Last Tuesday, the Government of Ontario presented its proposed budget in an omnibus budget bill. The Minister of Finance, the Honourable Dwight Duncan, tabled for first reading in the legislature Bill 55 – Strong Action for Ontario Act (Budget Measures), 2012. This budget bill is effectively the mother-of-all pieces of omnibus legislation.
Bill 55 amends 69 different statutes in its schedules. For example, many environmentally significant laws that are administered by the Ministry of Natural Resources are proposed to be amended. These laws include the Endangered Species Act, the Provincial Parks and Conservation Reserves Act, the Fish and Wildlife Conservation Act, the Public Lands Act, the Crown Forest Sustainability Act, and the Niagara Escarpment Planning and Development Act. Laws such as these are prescribed under the Environmental Bill of Rights, 1993 (EBR).

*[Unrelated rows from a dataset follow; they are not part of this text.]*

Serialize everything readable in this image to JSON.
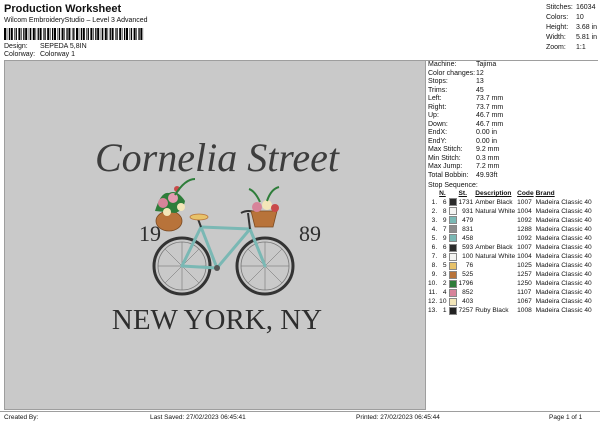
{
  "header": {
    "title": "Production Worksheet",
    "subtitle": "Wilcom EmbroideryStudio – Level 3 Advanced",
    "design_label": "Design:",
    "design_value": "SEPEDA 5,8IN",
    "colorway_label": "Colorway:",
    "colorway_value": "Colorway 1"
  },
  "stats": [
    {
      "k": "Stitches:",
      "v": "16034"
    },
    {
      "k": "Colors:",
      "v": "10"
    },
    {
      "k": "Height:",
      "v": "3.68 in"
    },
    {
      "k": "Width:",
      "v": "5.81 in"
    },
    {
      "k": "Zoom:",
      "v": "1:1"
    }
  ],
  "design": {
    "script_text": "Cornelia Street",
    "year_left": "19",
    "year_right": "89",
    "city": "NEW YORK, NY"
  },
  "machine": [
    {
      "k": "Machine:",
      "v": "Tajima"
    },
    {
      "k": "Color changes:",
      "v": "12"
    },
    {
      "k": "Stops:",
      "v": "13"
    },
    {
      "k": "Trims:",
      "v": "45"
    },
    {
      "k": "Left:",
      "v": "73.7 mm"
    },
    {
      "k": "Right:",
      "v": "73.7 mm"
    },
    {
      "k": "Up:",
      "v": "46.7 mm"
    },
    {
      "k": "Down:",
      "v": "46.7 mm"
    },
    {
      "k": "EndX:",
      "v": "0.00 in"
    },
    {
      "k": "EndY:",
      "v": "0.00 in"
    },
    {
      "k": "Max Stitch:",
      "v": "9.2 mm"
    },
    {
      "k": "Min Stitch:",
      "v": "0.3 mm"
    },
    {
      "k": "Max Jump:",
      "v": "7.2 mm"
    },
    {
      "k": "Total Bobbin:",
      "v": "49.93ft"
    }
  ],
  "stop_sequence": {
    "heading": "Stop Sequence:",
    "columns": [
      "N.",
      "St.",
      "Description",
      "Code",
      "Brand"
    ],
    "rows": [
      {
        "stop": "1.",
        "n": "6",
        "color": "#2b2b2b",
        "st": "1731",
        "desc": "Amber Black",
        "code": "1007",
        "brand": "Madeira Classic 40"
      },
      {
        "stop": "2.",
        "n": "8",
        "color": "#f4f4f2",
        "st": "931",
        "desc": "Natural White",
        "code": "1004",
        "brand": "Madeira Classic 40"
      },
      {
        "stop": "3.",
        "n": "9",
        "color": "#7ab8b4",
        "st": "479",
        "desc": "",
        "code": "1092",
        "brand": "Madeira Classic 40"
      },
      {
        "stop": "4.",
        "n": "7",
        "color": "#8c8c8c",
        "st": "831",
        "desc": "",
        "code": "1288",
        "brand": "Madeira Classic 40"
      },
      {
        "stop": "5.",
        "n": "9",
        "color": "#7ab8b4",
        "st": "458",
        "desc": "",
        "code": "1092",
        "brand": "Madeira Classic 40"
      },
      {
        "stop": "6.",
        "n": "6",
        "color": "#2b2b2b",
        "st": "593",
        "desc": "Amber Black",
        "code": "1007",
        "brand": "Madeira Classic 40"
      },
      {
        "stop": "7.",
        "n": "8",
        "color": "#f4f4f2",
        "st": "100",
        "desc": "Natural White",
        "code": "1004",
        "brand": "Madeira Classic 40"
      },
      {
        "stop": "8.",
        "n": "5",
        "color": "#e7c26a",
        "st": "76",
        "desc": "",
        "code": "1025",
        "brand": "Madeira Classic 40"
      },
      {
        "stop": "9.",
        "n": "3",
        "color": "#b8733a",
        "st": "525",
        "desc": "",
        "code": "1257",
        "brand": "Madeira Classic 40"
      },
      {
        "stop": "10.",
        "n": "2",
        "color": "#2e7d3a",
        "st": "1796",
        "desc": "",
        "code": "1250",
        "brand": "Madeira Classic 40"
      },
      {
        "stop": "11.",
        "n": "4",
        "color": "#d7839a",
        "st": "852",
        "desc": "",
        "code": "1107",
        "brand": "Madeira Classic 40"
      },
      {
        "stop": "12.",
        "n": "10",
        "color": "#f3e6b8",
        "st": "403",
        "desc": "",
        "code": "1067",
        "brand": "Madeira Classic 40"
      },
      {
        "stop": "13.",
        "n": "1",
        "color": "#222222",
        "st": "7257",
        "desc": "Ruby Black",
        "code": "1008",
        "brand": "Madeira Classic 40"
      }
    ]
  },
  "footer": {
    "created_by": "Created By:",
    "last_saved": "Last Saved: 27/02/2023 06:45:41",
    "printed": "Printed: 27/02/2023 06:45:44",
    "page": "Page 1 of 1"
  }
}
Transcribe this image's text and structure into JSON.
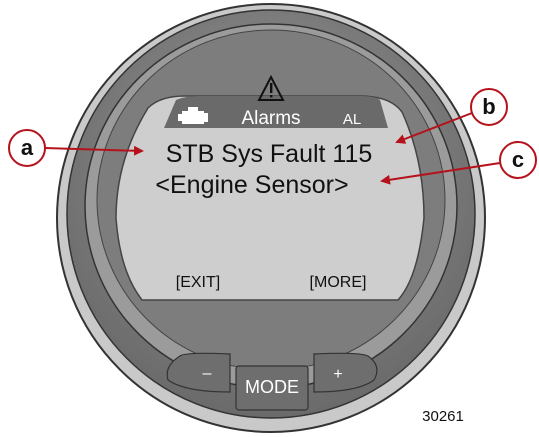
{
  "header": {
    "title": "Alarms",
    "indicator": "AL",
    "engine_icon": "engine-icon",
    "warning_icon": "warning-triangle-icon"
  },
  "screen": {
    "line1": "STB Sys Fault 115",
    "line2": "<Engine Sensor>",
    "softkey_left": "[EXIT]",
    "softkey_right": "[MORE]"
  },
  "buttons": {
    "minus": "–",
    "mode": "MODE",
    "plus": "+"
  },
  "callouts": [
    "a",
    "b",
    "c"
  ],
  "figure_number": "30261",
  "colors": {
    "callout_red": "#b5121b",
    "bezel_dark": "#5a5a5a",
    "bezel_light": "#8e8e8e",
    "lcd": "#cfcfcf",
    "lcd_header": "#6a6a6a",
    "button": "#6e6e6e"
  }
}
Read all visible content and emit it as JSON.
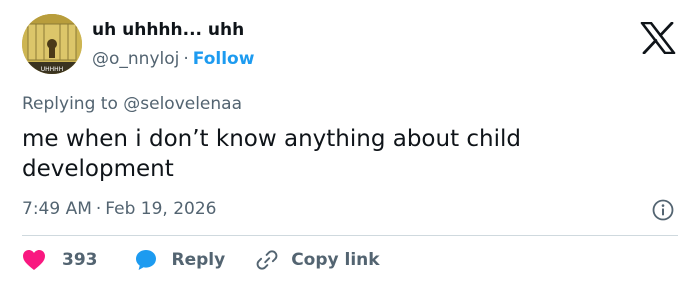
{
  "author": {
    "display_name": "uh uhhhh... uhh",
    "handle": "@o_nnyloj",
    "separator": "·",
    "follow_label": "Follow",
    "avatar_caption": "UHHHH"
  },
  "reply_context": {
    "prefix": "Replying to",
    "mention": "@selovelenaa"
  },
  "tweet": {
    "text": "me when i don’t know anything about child development",
    "time": "7:49 AM",
    "separator": "·",
    "date": "Feb 19, 2026"
  },
  "actions": {
    "like_count": "393",
    "reply_label": "Reply",
    "copy_label": "Copy link"
  },
  "icons": {
    "brand": "x-logo-icon",
    "info": "info-icon",
    "like": "heart-icon",
    "reply": "speech-bubble-icon",
    "copy": "link-icon"
  },
  "colors": {
    "accent": "#1d9bf0",
    "like": "#f91880",
    "muted": "#536471",
    "text": "#0f1419",
    "divider": "#cfd9de"
  }
}
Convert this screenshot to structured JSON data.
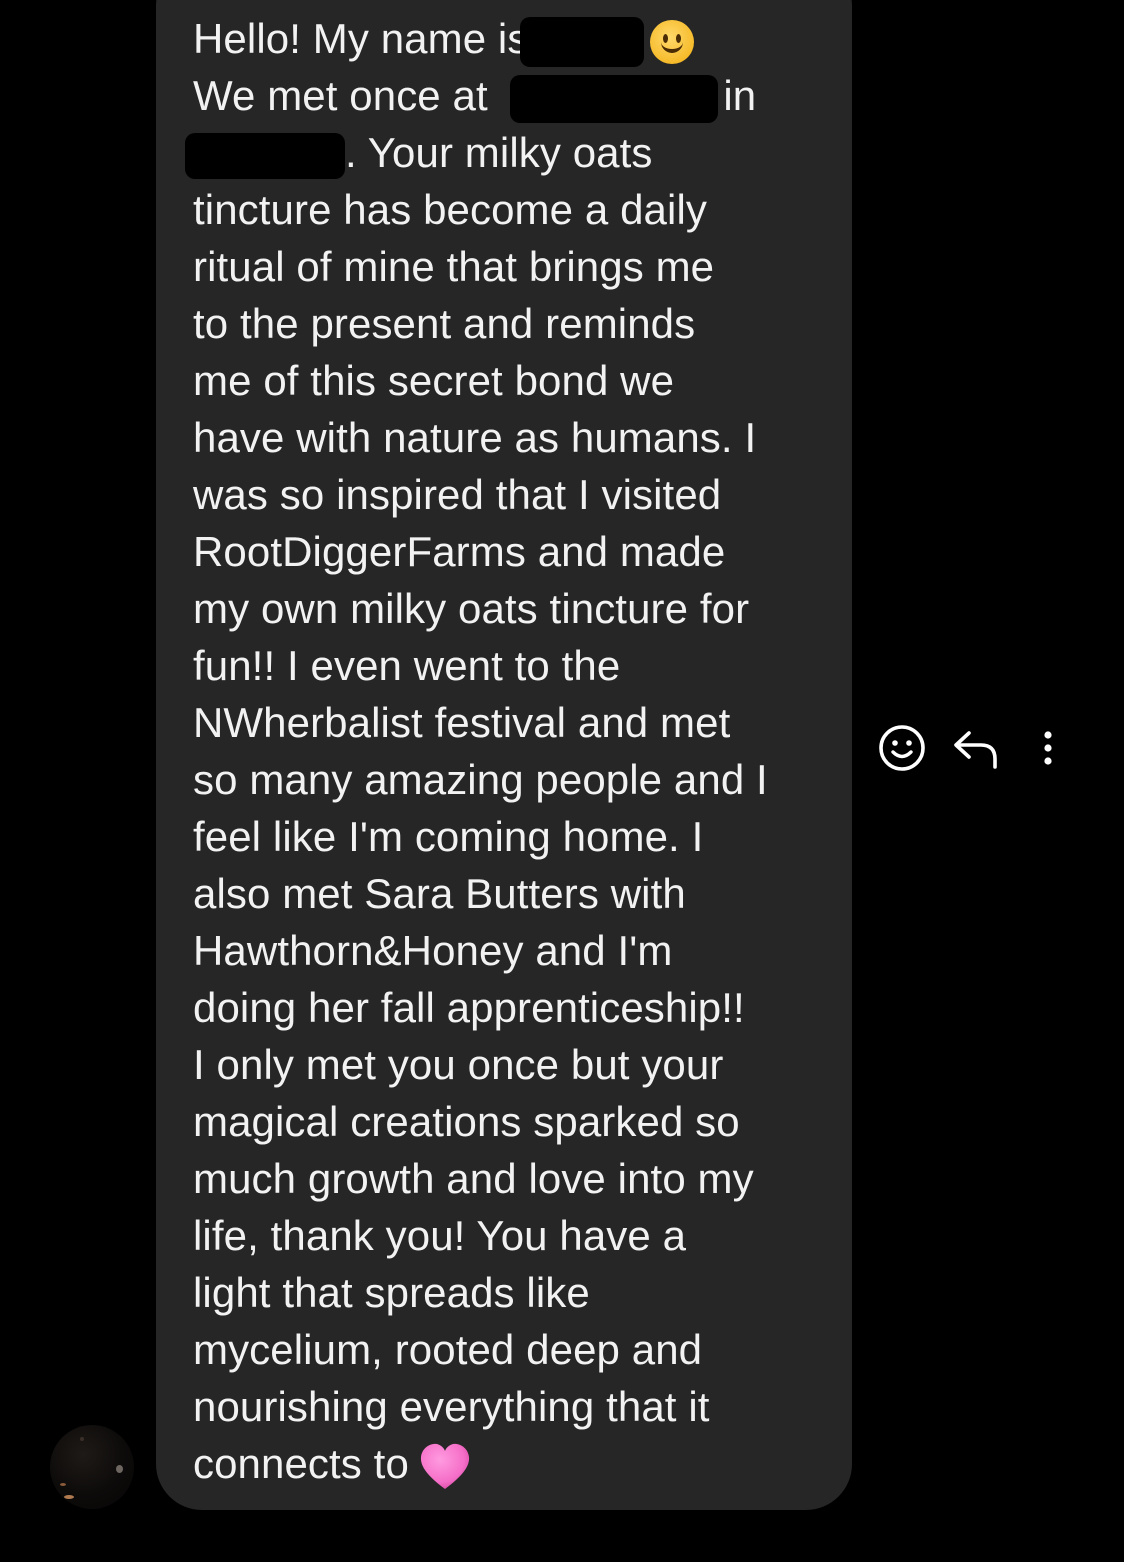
{
  "message": {
    "lines": [
      {
        "parts": [
          "Hello! My name is",
          ""
        ]
      },
      {
        "parts": [
          "We met once at ",
          " in"
        ]
      },
      {
        "parts": [
          "",
          ". Your milky oats"
        ]
      },
      {
        "parts": [
          "tincture has become a daily"
        ]
      },
      {
        "parts": [
          "ritual of mine that brings me"
        ]
      },
      {
        "parts": [
          "to the present and reminds"
        ]
      },
      {
        "parts": [
          "me of this secret bond we"
        ]
      },
      {
        "parts": [
          "have with nature as humans. I"
        ]
      },
      {
        "parts": [
          "was so inspired that I visited"
        ]
      },
      {
        "parts": [
          "RootDiggerFarms and made"
        ]
      },
      {
        "parts": [
          "my own milky oats tincture for"
        ]
      },
      {
        "parts": [
          "fun!! I even went to the"
        ]
      },
      {
        "parts": [
          "NWherbalist festival and met"
        ]
      },
      {
        "parts": [
          "so many amazing people and I"
        ]
      },
      {
        "parts": [
          "feel like I'm coming home. I"
        ]
      },
      {
        "parts": [
          "also met Sara Butters with"
        ]
      },
      {
        "parts": [
          "Hawthorn&Honey and I'm"
        ]
      },
      {
        "parts": [
          "doing her fall apprenticeship!!"
        ]
      },
      {
        "parts": [
          "I only met you once but your"
        ]
      },
      {
        "parts": [
          "magical creations sparked so"
        ]
      },
      {
        "parts": [
          "much growth and love into my"
        ]
      },
      {
        "parts": [
          "life, thank you! You have a"
        ]
      },
      {
        "parts": [
          "light that spreads like"
        ]
      },
      {
        "parts": [
          "mycelium, rooted deep and"
        ]
      },
      {
        "parts": [
          "nourishing everything that it"
        ]
      },
      {
        "parts": [
          "connects to"
        ]
      }
    ],
    "emojis": {
      "greeting": "slightly-smiling-face",
      "closing": "pink-heart"
    }
  },
  "actions": [
    {
      "icon": "emoji-react-icon"
    },
    {
      "icon": "reply-icon"
    },
    {
      "icon": "more-options-icon"
    }
  ],
  "colors": {
    "background": "#000000",
    "bubble": "#262626",
    "text": "#f2f2f2",
    "icon": "#ffffff",
    "heart": "#f56fc8"
  }
}
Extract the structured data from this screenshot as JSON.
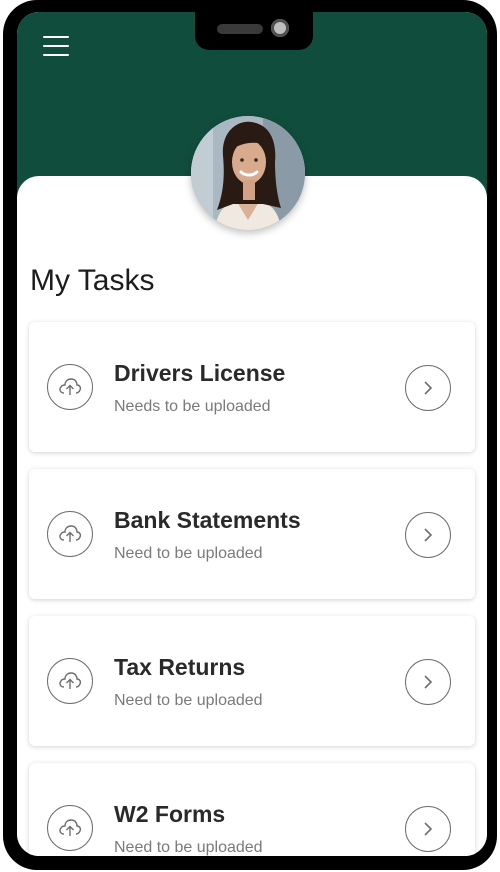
{
  "colors": {
    "header_bg": "#114d3d",
    "card_bg": "#ffffff",
    "icon_stroke": "#6e6e6e"
  },
  "header": {
    "menu_icon": "hamburger-menu-icon"
  },
  "profile": {
    "avatar": "user-avatar-photo"
  },
  "page": {
    "title": "My Tasks"
  },
  "tasks": [
    {
      "title": "Drivers License",
      "status": "Needs to be uploaded",
      "icon": "cloud-upload-icon",
      "action_icon": "chevron-right-icon"
    },
    {
      "title": "Bank Statements",
      "status": "Need to be uploaded",
      "icon": "cloud-upload-icon",
      "action_icon": "chevron-right-icon"
    },
    {
      "title": "Tax Returns",
      "status": "Need to be uploaded",
      "icon": "cloud-upload-icon",
      "action_icon": "chevron-right-icon"
    },
    {
      "title": "W2 Forms",
      "status": "Need to be uploaded",
      "icon": "cloud-upload-icon",
      "action_icon": "chevron-right-icon"
    }
  ]
}
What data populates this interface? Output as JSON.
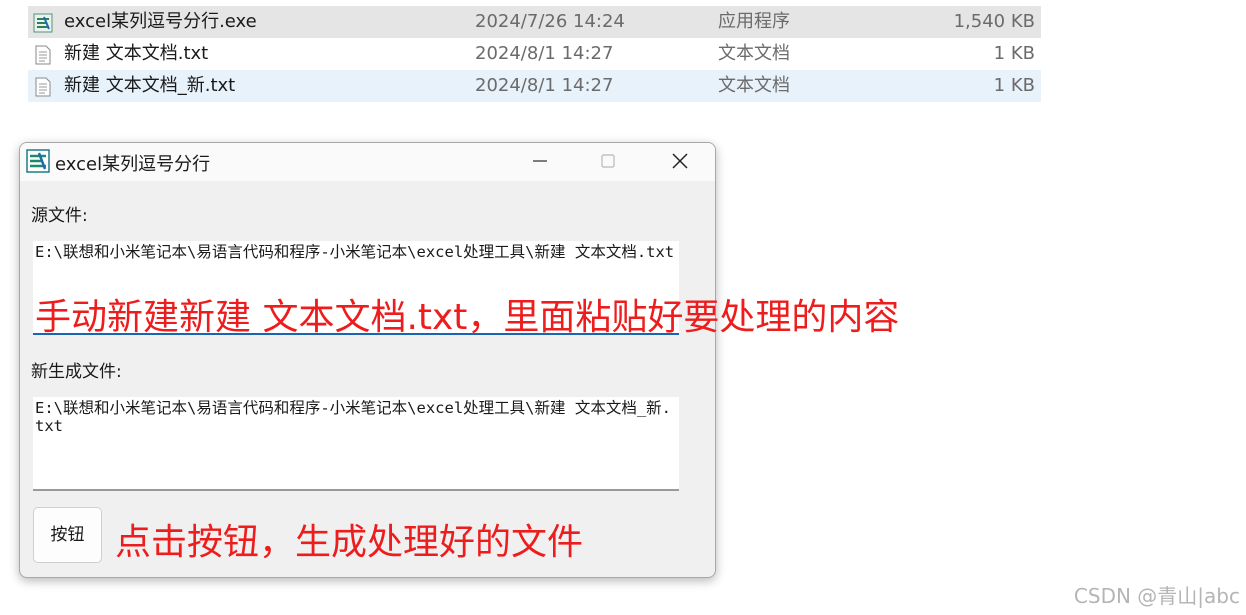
{
  "explorer": {
    "files": [
      {
        "name": "excel某列逗号分行.exe",
        "date": "2024/7/26 14:24",
        "type": "应用程序",
        "size": "1,540 KB",
        "icon": "exe-app-icon"
      },
      {
        "name": "新建 文本文档.txt",
        "date": "2024/8/1 14:27",
        "type": "文本文档",
        "size": "1 KB",
        "icon": "text-file-icon"
      },
      {
        "name": "新建 文本文档_新.txt",
        "date": "2024/8/1 14:27",
        "type": "文本文档",
        "size": "1 KB",
        "icon": "text-file-icon"
      }
    ]
  },
  "window": {
    "title": "excel某列逗号分行",
    "source_label": "源文件:",
    "source_path": "E:\\联想和小米笔记本\\易语言代码和程序-小米笔记本\\excel处理工具\\新建 文本文档.txt",
    "output_label": "新生成文件:",
    "output_path": "E:\\联想和小米笔记本\\易语言代码和程序-小米笔记本\\excel处理工具\\新建 文本文档_新.txt",
    "button_label": "按钮",
    "controls": {
      "minimize": "minimize-icon",
      "maximize": "maximize-icon",
      "close": "close-icon"
    }
  },
  "annotations": {
    "source_note": "手动新建新建 文本文档.txt，里面粘贴好要处理的内容",
    "button_note": "点击按钮，生成处理好的文件",
    "color": "#ee1d1d"
  },
  "watermark": "CSDN @青山|abc"
}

Normally, when the government proposes to amend legislation that is prescribed under the EBR, it would post a proposal notice on the Environmental Registry and solicit public comments for a minimum of 30 days. The government then considers the public comments and makes a decision. These steps help make for a transparent and accountable process.
However, budgets bills are specifically exempt from the posting and public consultation requirements of the EBR. Moreover, the Ministry of Finance is not prescribed under the EBR either. As a result, the public does not have the same opportunities to contribute to decision making when a number of environmentally significant laws are changed in a budget bill.
I wrote about a very similar situation in my last Annual Report regard the use of omnibus legislation: “At best, using omnibus legislation to amend environmental laws complicates the EBR process. At worst, it can obstruct the public’s right to participate in environmental decision making.”